Wednesday, October 19, 2011

Blogging In-Class Writing: Comparing and Contrasting Violence in the American South

from Southern Horrors

In class, we just looked at the incredible passage "Burned at the Stake." In it, Wells recounts the kerosene lit crucifixion of Henry Smith. We discussed how the lynching exceeded our definitions of hate and even terrorism, in part because the "curiosity seekers" carried away souvenirs of the "memorable event" (95). The pleasure white southerners seemed to take in the violence was labeled sadistic by a few of you; sadism refers to the pleasure one can feel from inflicting pain on others. Another said that the event was a project for making the white southerners feel "better" or superior than African-Americans. In this way, the lynching was a machine (not a technological machine, but a social, collective, participatory machine) for creating who could be human and who could not.
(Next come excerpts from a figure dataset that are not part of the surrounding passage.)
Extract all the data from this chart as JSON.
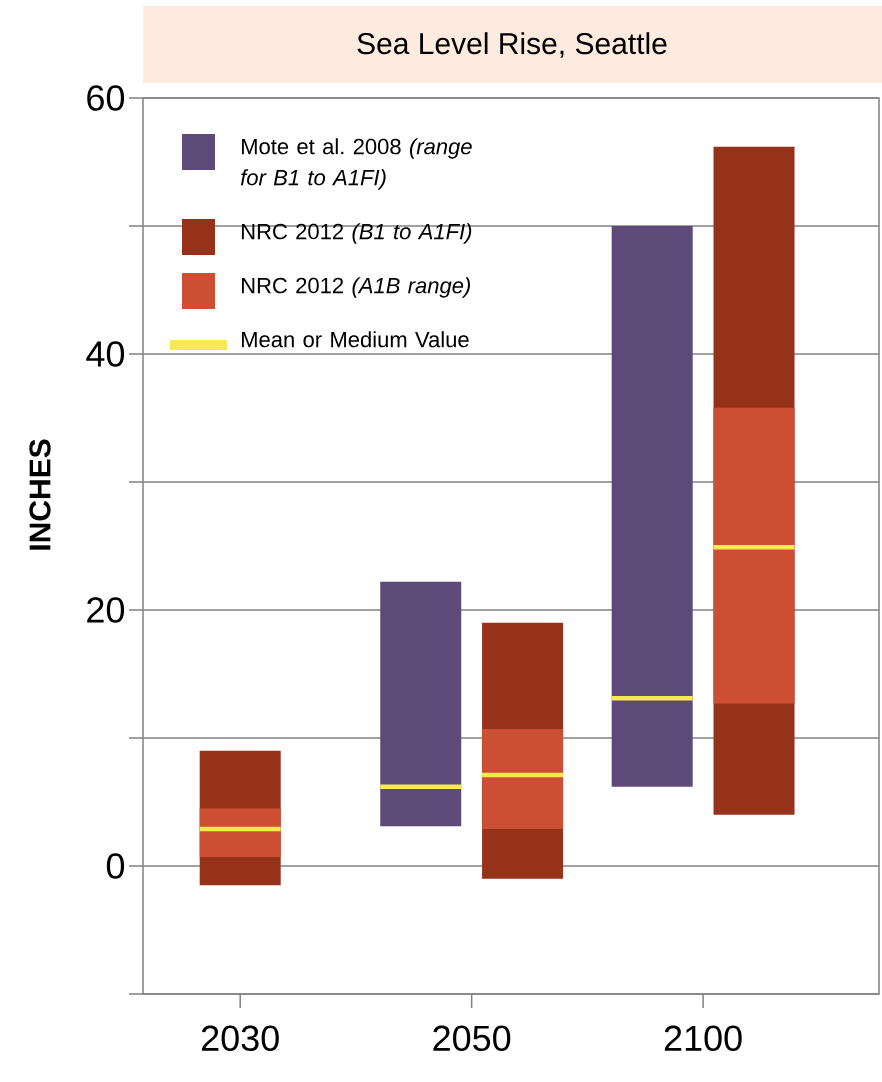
{
  "chart_data": {
    "type": "bar",
    "title": "Sea Level Rise, Seattle",
    "ylabel": "INCHES",
    "categories": [
      "2030",
      "2050",
      "2100"
    ],
    "series": [
      {
        "name": "Mote et al. 2008 *(range for B1 to A1FI)*",
        "color": "#5e4a78",
        "base": [
          null,
          3.1,
          6.2
        ],
        "values": [
          null,
          19.1,
          43.8
        ]
      },
      {
        "name": "NRC 2012 *(B1 to A1FI)*",
        "color": "#96311a",
        "base": [
          -1.5,
          -1.0,
          4.0
        ],
        "values": [
          10.5,
          20.0,
          52.2
        ]
      },
      {
        "name": "NRC 2012 *(A1B range)*",
        "color": "#cc4e33",
        "base": [
          0.7,
          2.9,
          12.7
        ],
        "values": [
          3.8,
          7.8,
          23.1
        ]
      },
      {
        "name": "Mean or Medium Value",
        "color": "#f8e854",
        "base": [
          2.9,
          7.1,
          24.9
        ],
        "values": [
          0,
          0,
          0
        ]
      },
      {
        "color": "#f8e854",
        "base": [
          null,
          6.2,
          13.1
        ],
        "values": [
          null,
          0,
          0
        ]
      }
    ],
    "ylim": [
      -10,
      60
    ],
    "yticks": [
      {
        "value": -10,
        "label": null
      },
      0,
      {
        "value": 10,
        "label": null
      },
      20,
      {
        "value": 30,
        "label": null
      },
      40,
      {
        "value": 50,
        "label": null
      },
      60
    ],
    "grid": "y",
    "legend": "top left"
  }
}
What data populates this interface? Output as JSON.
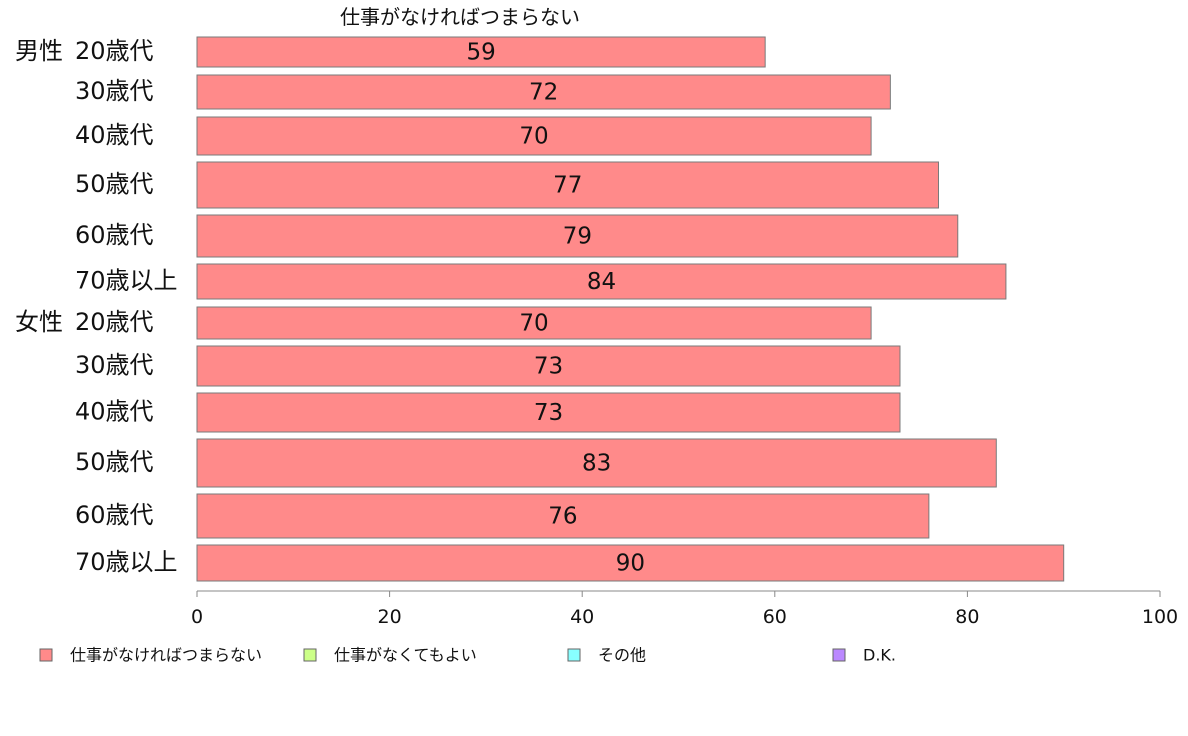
{
  "chart_data": {
    "type": "bar",
    "orientation": "horizontal",
    "title": "仕事がなければつまらない",
    "groups": [
      {
        "label": "男性",
        "start_index": 0
      },
      {
        "label": "女性",
        "start_index": 6
      }
    ],
    "categories": [
      "20歳代",
      "30歳代",
      "40歳代",
      "50歳代",
      "60歳代",
      "70歳以上",
      "20歳代",
      "30歳代",
      "40歳代",
      "50歳代",
      "60歳代",
      "70歳以上"
    ],
    "series": [
      {
        "name": "仕事がなければつまらない",
        "color": "#ff8a8a",
        "values": [
          59,
          72,
          70,
          77,
          79,
          84,
          70,
          73,
          73,
          83,
          76,
          90
        ],
        "data_labels": [
          59,
          72,
          70,
          77,
          79,
          84,
          70,
          73,
          73,
          83,
          76,
          90
        ]
      }
    ],
    "xlim": [
      0,
      100
    ],
    "xticks": [
      0,
      20,
      40,
      60,
      80,
      100
    ],
    "grid": false,
    "legend": {
      "placement": "bottom",
      "entries": [
        {
          "name": "仕事がなければつまらない",
          "color": "#ff8a8a"
        },
        {
          "name": "仕事がなくてもよい",
          "color": "#ccff88"
        },
        {
          "name": "その他",
          "color": "#88ffff"
        },
        {
          "name": "D.K.",
          "color": "#bb88ff"
        }
      ]
    }
  }
}
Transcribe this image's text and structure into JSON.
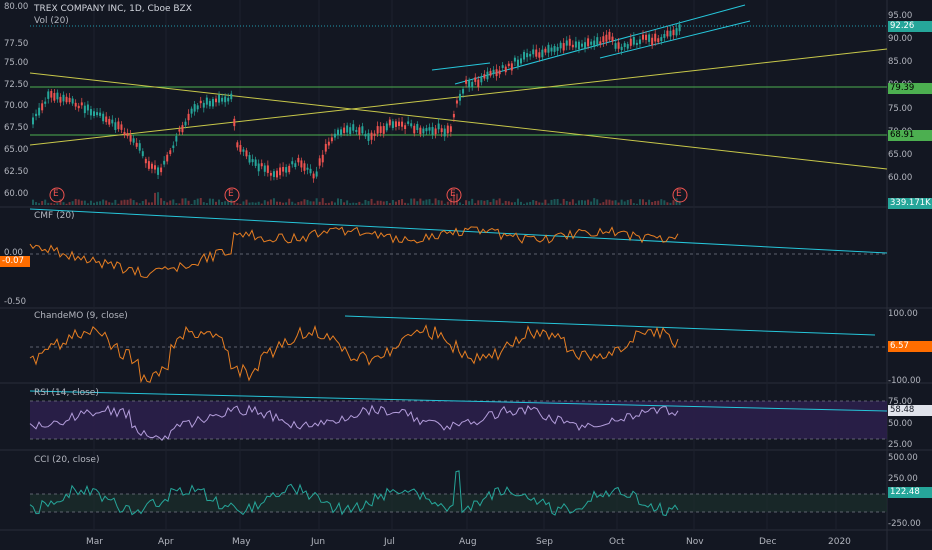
{
  "chart": {
    "title": "TREX COMPANY INC, 1D, Cboe BZX",
    "volume_label": "Vol (20)",
    "earnings_marker": "E",
    "price_axis": [
      "80.00",
      "77.50",
      "75.00",
      "72.50",
      "70.00",
      "67.50",
      "65.00",
      "62.50",
      "60.00"
    ],
    "right_axis": [
      "95.00",
      "90.00",
      "85.00",
      "80.00",
      "75.00",
      "70.00",
      "65.00",
      "60.00"
    ],
    "price_label": "92.26",
    "level_high": "79.39",
    "level_low": "68.91",
    "volume_value": "339.171K",
    "colors": {
      "up": "#26a69a",
      "down": "#ef5350",
      "level": "#4caf50",
      "trend": "#c8c84a",
      "channel": "#26c6da",
      "indicator": "#e67e22",
      "rsi_line": "#b39ddb"
    }
  },
  "cmf": {
    "title": "CMF (20)",
    "axis": [
      "0.00",
      "-0.50"
    ],
    "value": "-0.07"
  },
  "chande": {
    "title": "ChandeMO (9, close)",
    "axis": [
      "100.00",
      "-100.00"
    ],
    "value": "6.57"
  },
  "rsi": {
    "title": "RSI (14, close)",
    "axis": [
      "75.00",
      "50.00",
      "25.00"
    ],
    "value": "58.48"
  },
  "cci": {
    "title": "CCI (20, close)",
    "axis": [
      "500.00",
      "250.00",
      "-250.00"
    ],
    "value": "122.48"
  },
  "xaxis": [
    "Mar",
    "Apr",
    "May",
    "Jun",
    "Jul",
    "Aug",
    "Sep",
    "Oct",
    "Nov",
    "Dec",
    "2020"
  ]
}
Several of you have already asked me about incorporating context into this paragraph. What I would say is this: practice comparison and contrast in this paragraph, not context. IF and WHEN this becomes part of your second essay, you will probably have already introduced When I Was a Slave and Southern Horrors. You probably won't have to do it again here, unless you're introducing the specific context (a little bit about Mary Reynolds, a little bit about the passage from A Red Record).


For this paragraph, I'd consider practicing "short quotation." Short quotation is the quotation of a word or phrase rather than entire sentence. Then you can pick up one or a few words you really want to concentrate on, define, and analyze. This might be a good time to produce or refer to a keyword.


Since the violent events in these passages are so crucial to our analysis, it is probably going to be worthwhile for you to describe and summarize them in a few sentences for your reader.


I already see you making different kinds of lists: what the violence has in common, what the violence doesn't have in common. Or: what motivations persisted through time, and what changed.

Citation and Reference

When you refer to an event from the text Southern Horrors edited by Royster, you can refer to the specific pamphlet, such as A Red Record  and Lynch Law in all its Phases in your sentences. But in your citations, you need to refer to the overall text edited by Royster, such as "(Royster 94)."